L’Association of Accessible Medicines (AAM), qui représente les fabricants de génériques aux États-Unis, a averti que le nouveau dispositif risquait de rendre économiquement inviable une partie importante de l’offre de génériques.
Une réaction immédiate des marchés et des partenaires étrangers
L’annonce de Donald Trump a provoqué une réaction rapide sur les marchés financiers et parmi les partenaires commerciaux des États-Unis. En Inde, premier fournisseur de génériques du marché américain, les actions des grands groupes pharmaceutiques ont reculé à la Bourse de Bombay le 22 juillet 2026.
New Delhi mise désormais sur les négociations ouvertes dans le cadre d’un accord commercial bilatéral signé en février 2026, qui prévoyait des dispositions spécifiques pour le secteur des génériques. Le gouvernement indien espère obtenir des aménagements ou des exemptions partielles, sans que des engagements concrets aient été annoncés pour l’heure.
Je fais part de ma profonde préoccupation face à un bras de fer commercial susceptible de perturber fortement l’accès à des traitements de base comme les antibiotiques et les antalgiques. J’appelle l’Union européenne à accélérer le renforcement de sa propre souveraineté pharmaceutique pour limiter les risques de répercussions sur ses approvisionnements.
Elio Di Rupo, ancien Premier ministre belge
La Commission européenne rappelle de son côté qu’un accord commercial conclu au début de l’année 2026 prévoyait que les médicaments génériques demeurent exemptés de droits de douane. L’organisation professionnelle Medicines for Europe plaide pour le maintien de flux commerciaux sans barrières, estimant qu’un durcissement généralisé des conditions d’accès au marché américain pourrait fragiliser l’ensemble de la chaîne mondiale d’approvisionnement en médicaments abordables.
Une stratégie sanitaire et commerciale aux effets incertains
La nouvelle politique tarifaire s’inscrit dans un ensemble plus large de mesures de l’administration Trump visant le secteur pharmaceutique. Le lancement, le 5 février 2026, de la plateforme TrumpRx.gov permet déjà aux Américains de comparer les prix et d’accéder à des remises négociées directement avec les laboratoires. Les hausses de droits de douane sont présentées comme un volet complémentaire de cette stratégie censée, selon la Maison-Blanche, renforcer la capacité du pays à produire et à négocier ses médicaments.
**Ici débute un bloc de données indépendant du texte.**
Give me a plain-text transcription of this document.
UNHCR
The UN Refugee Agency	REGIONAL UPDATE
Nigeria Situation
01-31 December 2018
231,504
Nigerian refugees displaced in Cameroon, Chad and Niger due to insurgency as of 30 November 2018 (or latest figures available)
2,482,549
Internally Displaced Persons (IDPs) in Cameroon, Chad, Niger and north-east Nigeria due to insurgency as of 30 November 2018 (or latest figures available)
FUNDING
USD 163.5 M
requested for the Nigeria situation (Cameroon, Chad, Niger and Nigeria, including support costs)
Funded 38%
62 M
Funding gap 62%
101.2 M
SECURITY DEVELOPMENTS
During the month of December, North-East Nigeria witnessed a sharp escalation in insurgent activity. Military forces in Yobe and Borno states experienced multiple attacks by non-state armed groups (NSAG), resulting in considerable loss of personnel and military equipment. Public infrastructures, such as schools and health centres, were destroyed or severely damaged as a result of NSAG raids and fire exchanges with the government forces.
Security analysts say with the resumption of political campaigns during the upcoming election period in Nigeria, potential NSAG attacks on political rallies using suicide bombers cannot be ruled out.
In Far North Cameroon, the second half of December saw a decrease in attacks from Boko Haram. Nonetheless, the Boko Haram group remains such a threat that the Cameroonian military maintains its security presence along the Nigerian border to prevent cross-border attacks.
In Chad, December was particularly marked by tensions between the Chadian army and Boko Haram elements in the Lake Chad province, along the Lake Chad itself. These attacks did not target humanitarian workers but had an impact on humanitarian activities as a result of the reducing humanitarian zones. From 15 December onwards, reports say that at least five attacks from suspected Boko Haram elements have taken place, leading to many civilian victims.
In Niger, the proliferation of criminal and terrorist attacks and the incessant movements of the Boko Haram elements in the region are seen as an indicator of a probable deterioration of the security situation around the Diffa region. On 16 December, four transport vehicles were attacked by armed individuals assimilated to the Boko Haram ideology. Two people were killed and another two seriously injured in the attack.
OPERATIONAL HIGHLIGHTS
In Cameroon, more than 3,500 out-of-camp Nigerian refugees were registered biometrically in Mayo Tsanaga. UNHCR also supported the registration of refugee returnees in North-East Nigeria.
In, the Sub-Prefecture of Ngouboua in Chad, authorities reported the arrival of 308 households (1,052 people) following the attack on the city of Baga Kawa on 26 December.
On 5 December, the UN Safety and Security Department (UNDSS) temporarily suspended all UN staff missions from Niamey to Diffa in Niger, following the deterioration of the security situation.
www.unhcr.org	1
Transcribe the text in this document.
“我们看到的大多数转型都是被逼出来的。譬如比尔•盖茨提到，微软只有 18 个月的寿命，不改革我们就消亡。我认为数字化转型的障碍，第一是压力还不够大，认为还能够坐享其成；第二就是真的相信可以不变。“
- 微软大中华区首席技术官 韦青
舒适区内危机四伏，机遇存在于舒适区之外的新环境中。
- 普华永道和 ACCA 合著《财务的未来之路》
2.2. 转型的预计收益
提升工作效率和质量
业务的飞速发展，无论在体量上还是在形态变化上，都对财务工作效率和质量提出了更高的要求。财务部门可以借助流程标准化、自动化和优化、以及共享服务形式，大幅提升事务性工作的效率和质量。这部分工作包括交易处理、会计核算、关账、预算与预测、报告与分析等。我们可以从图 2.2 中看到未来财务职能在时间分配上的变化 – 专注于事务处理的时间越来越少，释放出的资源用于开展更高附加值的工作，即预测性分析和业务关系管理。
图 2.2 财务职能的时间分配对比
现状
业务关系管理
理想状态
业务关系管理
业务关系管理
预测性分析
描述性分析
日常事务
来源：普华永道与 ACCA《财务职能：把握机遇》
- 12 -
De nombreux spécialistes jugent l’équation délicate : bien que la réduction de la dépendance vis-à-vis de l’Inde, de la Chine et de l’UE soit mise en avant pour la sécurité nationale, les effets à court et moyen termes sur le pouvoir d’achat des patients et la disponibilité des traitements restent largement imprévisibles.
À ce stade, aucun mécanisme de compensation directe pour les consommateurs n’a été détaillé pour accompagner la montée en puissance des droits de douane sur les génériques. Les industriels devront arbitrairement choisir entre absorber une partie des surcoûts, répercuter les hausses dans les prix finaux ou retirer certains médicaments du marché.
L’exécutif utilise la période de transition de deux ans pour encourager les groupes à investir rapidement aux États-Unis. Cependant, la lenteur de la mise en place des capacités industrielles, la concentration de la production d’API en Chine, et la domination de l’Inde et de l’Europe sur le marché des génériques rendent cette reconfiguration complexe et potentiellement coûteuse.
Dans ce contexte, la décision de Trump d’imposer des droits de douane massifs sur les médicaments génériques d’ici 2028 ouvre une séquence d’incertitude économique et sanitaire, dont les principaux effets sur les patients américains et les grands équilibres du commerce pharmaceutique international restent à mesurer.